The box packaging even folds into a stand for the handheld. Clever.

Scott Stein/CNET

True to the name, there is a watch on the Game & Watch, but it basically just ticks off the time along with Zelda dungeon animations. You could stay in this mode and move Link around and kill enemies, if you want; it’s kind of a fidget-gaming mode. There’s a timer, too, that also keeps count of how many enemies you kill in a Zelda II-themed animation that runs at the same time. I guess these are also bonus games, in a sense?

The display quality and audio are really good, better than you’d expect. Charging up the handheld via USB-C (cable included) gives it at least four hours of gaming, roughly. My kids have played the Mario one on car rides and never had a battery problem. Gameplay is saved even when the handheld is turned off, just in case you forgot to save.


All the game modes and watch modes, if you’re curious.

Scott Stein/CNET

These Zelda games are a lot more detailed and text-heavy than Super Mario, though, which brings up one downside to playing on a device this small: your eyesight better be pretty good.

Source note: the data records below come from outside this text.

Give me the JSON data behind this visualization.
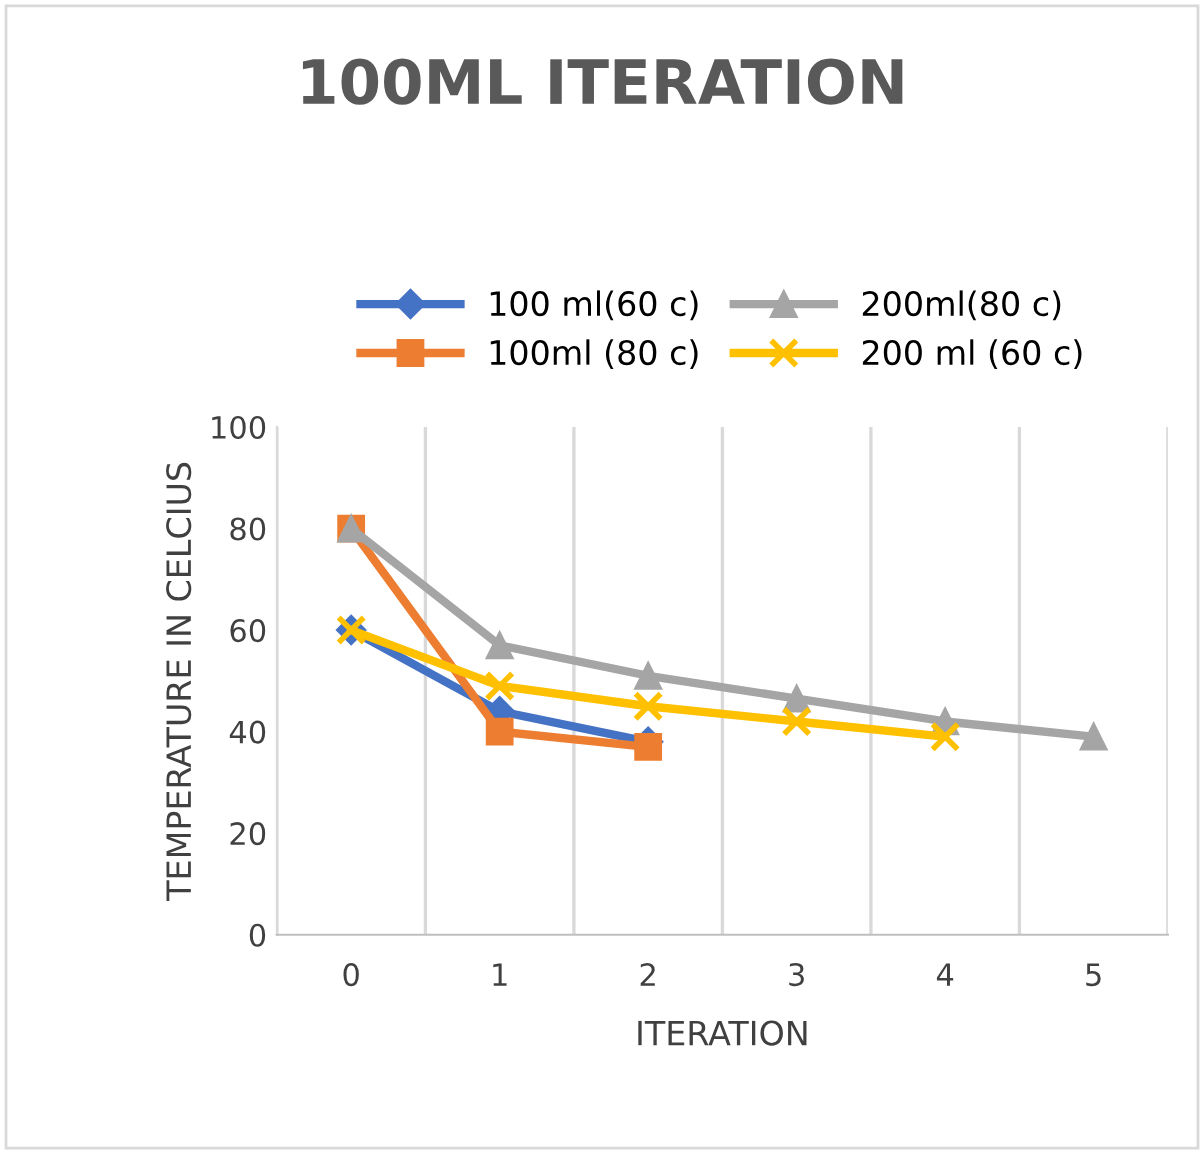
{
  "chart_data": {
    "type": "line",
    "title": "100ML ITERATION",
    "xlabel": "ITERATION",
    "ylabel": "TEMPERATURE IN CELCIUS",
    "categories": [
      "0",
      "1",
      "2",
      "3",
      "4",
      "5"
    ],
    "series": [
      {
        "name": "100 ml(60 c)",
        "color": "#4472c4",
        "marker": "diamond",
        "values": [
          60,
          44,
          38,
          null,
          null,
          null
        ]
      },
      {
        "name": "100ml (80 c)",
        "color": "#ed7d31",
        "marker": "square",
        "values": [
          80,
          40,
          37,
          null,
          null,
          null
        ]
      },
      {
        "name": "200ml(80 c)",
        "color": "#a5a5a5",
        "marker": "triangle",
        "values": [
          80,
          57,
          51,
          46.5,
          42,
          39
        ]
      },
      {
        "name": "200 ml (60 c)",
        "color": "#ffc000",
        "marker": "cross",
        "values": [
          60,
          49,
          45,
          42,
          39,
          null
        ]
      }
    ],
    "ylim": [
      0,
      100
    ],
    "yticks": [
      0,
      20,
      40,
      60,
      80,
      100
    ],
    "grid": "x",
    "legend": "top",
    "line_style": "solid"
  }
}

I found myself squinting a bunch of times, but my kids had no problem. (Ah, aging eyes.) Also, navigating in the games to bring up other game saves can sometimes get pretty confusing, if you’re playing with a family and want to pass it around.

Final notes: The rear of the handheld lights up with a little Triforce (adorable). And the cardboard case folds back into a display stand. It’s a well-crafted collectible package, and I can’t think of a better gift for a Zelda super-fan. Yes, you’ve played these games before, probably. But you’ll enjoy the feeling of playing them again in such a compact form. I did.